Because this is a sliding window, you don’t get a full refill at a fixed boundary. Requests age out individually as they pass the 60-second mark.


These headers are included on all responses — success or error, on both endpoints:

HeaderExampleDescription
X-Request-Id550e8400-e29b-41d4-a716-446655440000Unique request identifier. Echoes your X-Request-Id header if provided, otherwise server-generated UUID
X-API-Version2026-04-01The API version that processed this request

On successful POST /v1/generations (HTTP 201)

Section titled “On successful POST /v1/generations (HTTP 201)”

In addition to the standard headers, successful generation submissions include rate limit headers:

HeaderExampleDescription
X-RateLimit-Limit30Your maximum RPM allowance
X-RateLimit-Remaining17Requests remaining in the current sliding window
X-RateLimit-Reset1712592060Unix timestamp when the current window ends (now + 60 seconds)

Full response headers example:

HTTP/1.1 201 Created
Content-Type: application/json
X-Request-Id: 550e8400-e29b-41d4-a716-446655440000
X-API-Version: 2026-04-01
X-RateLimit-Limit: 30
X-RateLimit-Remaining: 17
X-RateLimit-Reset: 1712592060

When the RPM limit is exceeded, the response includes all rate limit headers plus Retry-After:

HeaderExampleDescription
Retry-After12Seconds until the oldest request in the window expires, freeing a slot. Minimum value: 1
X-RateLimit-Limit30Your maximum RPM allowance
X-RateLimit-Remaining0Always 0 when rate limited
X-RateLimit-Reset1712592012Unix timestamp when the oldest request ages out

Full response example:

HTTP/1.1 429 Too Many Requests
Content-Type: application/json
Retry-After: 12
X-RateLimit-Limit: 30
X-RateLimit-Remaining: 0
X-RateLimit-Reset: 1712592012
X-Request-Id: 661f9500-f30c-52e5-b827-557766551111
X-API-Version: 2026-04-01
{
"detail": "Rate limit exceeded"
}

How Retry-After is calculated: The server finds the oldest request in your 60-second window and computes how many seconds remain until it ages out. This is the minimum wait time before a slot opens. The value is always at least 1 second.

On concurrent job limit exceeded (HTTP 429)

Section titled “On concurrent job limit exceeded (HTTP 429)”

When you have too many active generations:

HTTP/1.1 429 Too Many Requests
Content-Type: application/json
Retry-After: 60
X-Request-Id: 772a0611-a41d-63f6-c938-668877662222
X-API-Version: 2026-04-01
{
"detail": "Too many concurrent jobs"
}

Note the differences from RPM rate limiting:

  • detail says "Too many concurrent jobs" instead of "Rate limit exceeded"
  • Retry-After is fixed at 60 seconds (not dynamically computed)
  • No X-RateLimit-* headers (those only apply to RPM)

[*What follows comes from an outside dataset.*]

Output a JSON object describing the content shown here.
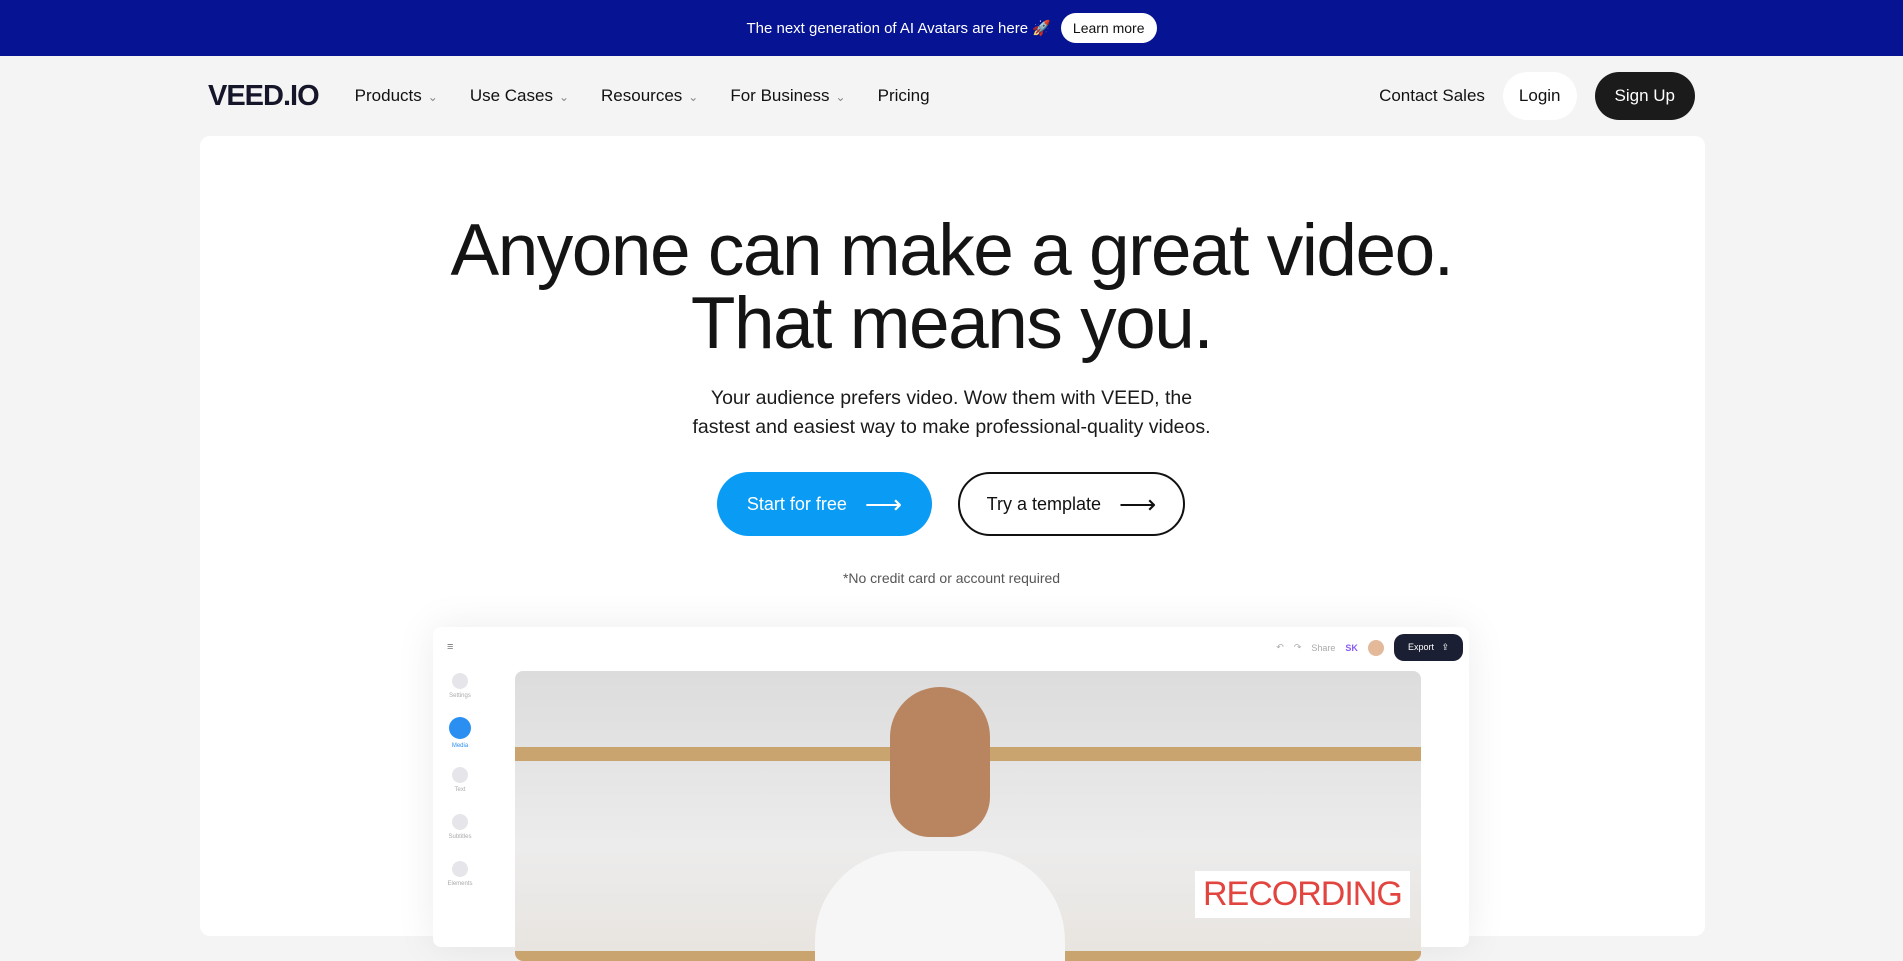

How to tell them apart: Check the detail field in the response body.

detail valueLimit typeWhat to do
"Rate limit exceeded"RPMWait Retry-After seconds, then retry
"Too many concurrent jobs"ConcurrentWait for an active generation to complete, then retry

The GET endpoint returns standard headers only — no rate limit headers:

HTTP/1.1 200 OK
Content-Type: application/json
X-Request-Id: 883b1722-b52e-74a7-d049-779988773333
X-API-Version: 2026-04-01

The X-RateLimit-Remaining value tells you how many more requests you can make before hitting the RPM limit. Because the window is sliding, this number can both decrease (as you make requests) and increase (as old requests age out).

Example over time:

12:00:00 POST → 201 X-RateLimit-Remaining: 29 (made 1st request)
12:00:01 POST → 201 X-RateLimit-Remaining: 28 (made 2nd request)
12:00:02 POST → 201 X-RateLimit-Remaining: 27 (made 3rd request)
...no requests for 58 seconds...
12:00:59 POST → 201 X-RateLimit-Remaining: 28 (1st request aged out, made new one)
12:01:00 POST → 201 X-RateLimit-Remaining: 28 (2nd request aged out, made new one)
12:01:01 POST → 201 X-RateLimit-Remaining: 28 (3rd request aged out, made new one)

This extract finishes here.